There is substantial population movement across the Thai-Cambodian border that is largely driven by economics. Migrants from both Cambodia and Myanmar settle for varying periods of time in Thailand, often in search of work. The International Organization of Migration reported that Thailand has attracted increasing numbers of migrant workers, mostly from neighbouring countries with over one million registered migrant workers entering the country since 2004.

Migrant workers in Chantaburi on the Thailand side of the Thai - Cambodian border. Pix by WHO/Nat Sumon

Channels for migration, in particular labour migration, are defined by the policy of the destination country, usually in response to the demand of domestic labour markets for foreign workers. When the supply through established channels does not match the demand, irregular migration dynamics develop, and migrants enter illegally and undocumented.

While various government ministries attempt to collect data on migrant workers, they usually have information on the number of registered migrants and those applying for work permits, but little information on the unregistered migrants. The true size of the migrant worker population in Thailand, in particular of irregular migrants, is notoriously difficult to quantify.

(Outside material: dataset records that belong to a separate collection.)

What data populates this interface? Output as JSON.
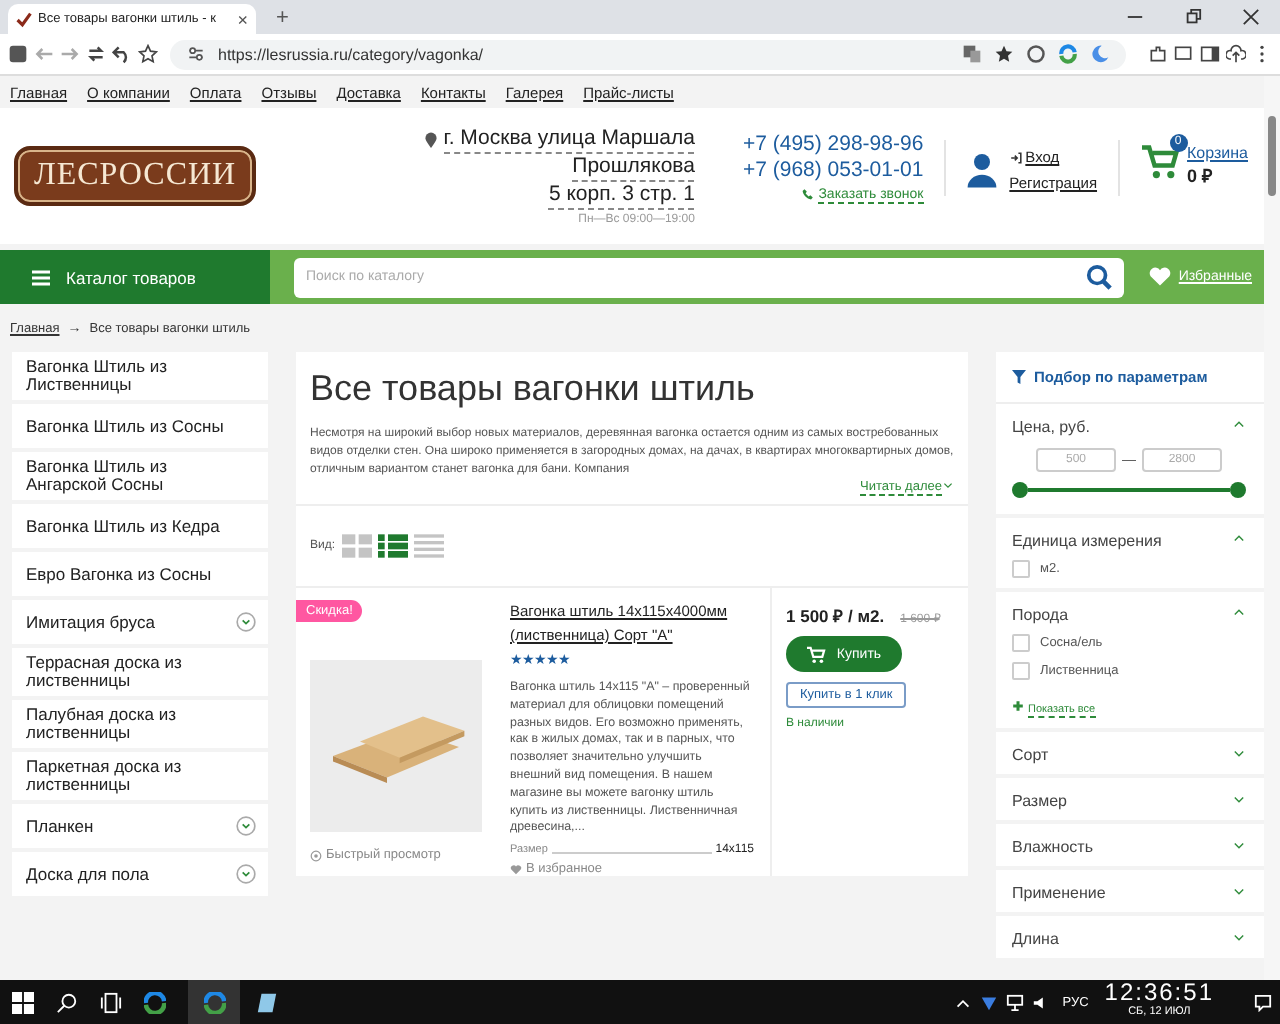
{
  "browser": {
    "tab_title": "Все товары вагонки штиль - к",
    "tab_close": "×",
    "new_tab": "+",
    "url": "https://lesrussia.ru/category/vagonka/"
  },
  "site_nav": [
    "Главная",
    "О компании",
    "Оплата",
    "Отзывы",
    "Доставка",
    "Контакты",
    "Галерея",
    "Прайс-листы"
  ],
  "header": {
    "logo": "ЛЕСРОССИИ",
    "address": [
      "г. Москва улица Маршала",
      "Прошлякова",
      "5 корп. 3 стр. 1"
    ],
    "hours": "Пн—Вс 09:00—19:00",
    "phones": [
      "+7 (495) 298-98-96",
      "+7 (968) 053-01-01"
    ],
    "callback": "Заказать звонок",
    "login": "Вход",
    "register": "Регистрация",
    "cart_count": "0",
    "cart_label": "Корзина",
    "cart_total": "0 ₽"
  },
  "catalog_button": "Каталог товаров",
  "search": {
    "placeholder": "Поиск по каталогу"
  },
  "favorites": "Избранные",
  "breadcrumb": {
    "items": [
      "Главная",
      "Все товары вагонки штиль"
    ],
    "separator": "→"
  },
  "sidebar": [
    {
      "label": "Вагонка Штиль из Лиственницы",
      "has_children": false
    },
    {
      "label": "Вагонка Штиль из Сосны",
      "has_children": false
    },
    {
      "label": "Вагонка Штиль из Ангарской Сосны",
      "has_children": false
    },
    {
      "label": "Вагонка Штиль из Кедра",
      "has_children": false
    },
    {
      "label": "Евро Вагонка из Сосны",
      "has_children": false
    },
    {
      "label": "Имитация бруса",
      "has_children": true
    },
    {
      "label": "Террасная доска из лиственницы",
      "has_children": false
    },
    {
      "label": "Палубная доска из лиственницы",
      "has_children": false
    },
    {
      "label": "Паркетная доска из лиственницы",
      "has_children": false
    },
    {
      "label": "Планкен",
      "has_children": true
    },
    {
      "label": "Доска для пола",
      "has_children": true
    }
  ],
  "page": {
    "title": "Все товары вагонки штиль",
    "intro": "Несмотря на широкий выбор новых материалов, деревянная вагонка остается одним из самых востребованных видов отделки стен. Она широко применяется в загородных домах, на дачах, в квартирах многоквартирных домов, отличным вариантом станет вагонка для бани. Компания",
    "read_more": "Читать далее",
    "view_label": "Вид:",
    "views": [
      {
        "kind": "grid",
        "selected": false
      },
      {
        "kind": "list",
        "selected": true
      },
      {
        "kind": "table",
        "selected": false
      }
    ]
  },
  "product": {
    "badge": "Скидка!",
    "title": "Вагонка штиль 14x115x4000мм (лиственница) Сорт \"A\"",
    "stars": 5,
    "description": "Вагонка штиль 14x115 \"A\" – проверенный материал для облицовки помещений разных видов. Его возможно применять, как в жилых домах, так и в парных, что позволяет значительно улучшить внешний вид помещения. В нашем магазине вы можете вагонку штиль купить из лиственницы. Лиственничная древесина,...",
    "size_label": "Размер",
    "size_value": "14x115",
    "quick_view": "Быстрый просмотр",
    "to_favorites": "В избранное",
    "price": "1 500 ₽ / м2.",
    "old_price": "1 600 ₽",
    "buy": "Купить",
    "one_click": "Купить в 1 клик",
    "stock": "В наличии"
  },
  "filters": {
    "title": "Подбор по параметрам",
    "sections": [
      {
        "kind": "range",
        "label": "Цена, руб.",
        "expanded": true,
        "min": "500",
        "max": "2800",
        "separator": "—"
      },
      {
        "kind": "checks",
        "label": "Единица измерения",
        "expanded": true,
        "options": [
          {
            "label": "м2.",
            "checked": false
          }
        ]
      },
      {
        "kind": "checks",
        "label": "Порода",
        "expanded": true,
        "options": [
          {
            "label": "Сосна/ель",
            "checked": false
          },
          {
            "label": "Лиственница",
            "checked": false
          }
        ],
        "show_all": "Показать все"
      },
      {
        "kind": "checks",
        "label": "Сорт",
        "expanded": false
      },
      {
        "kind": "checks",
        "label": "Размер",
        "expanded": false
      },
      {
        "kind": "checks",
        "label": "Влажность",
        "expanded": false
      },
      {
        "kind": "checks",
        "label": "Применение",
        "expanded": false
      },
      {
        "kind": "checks",
        "label": "Длина",
        "expanded": false
      }
    ]
  },
  "taskbar": {
    "language": "РУС",
    "time": "12:36:51",
    "date": "СБ, 12 ИЮЛ"
  }
}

Rather than classifying migrant workers as documented or undocumented, the Thailand Ministry of Public Health defines migrants who have been in Thailand for more than six months as M1, and migrants who have been in Thailand for less than six months as M2.

Both M1 and M2 migrants are eligible to receive diagnosis and treatment for malaria free of charge at malaria clinics in border zones. Patients who cross the border for a day to seek treatment at the border clinics are counted among the M2. Migrants in Thailand account for a higher proportion of cases than Thai citizens, especially among the M2 migrants.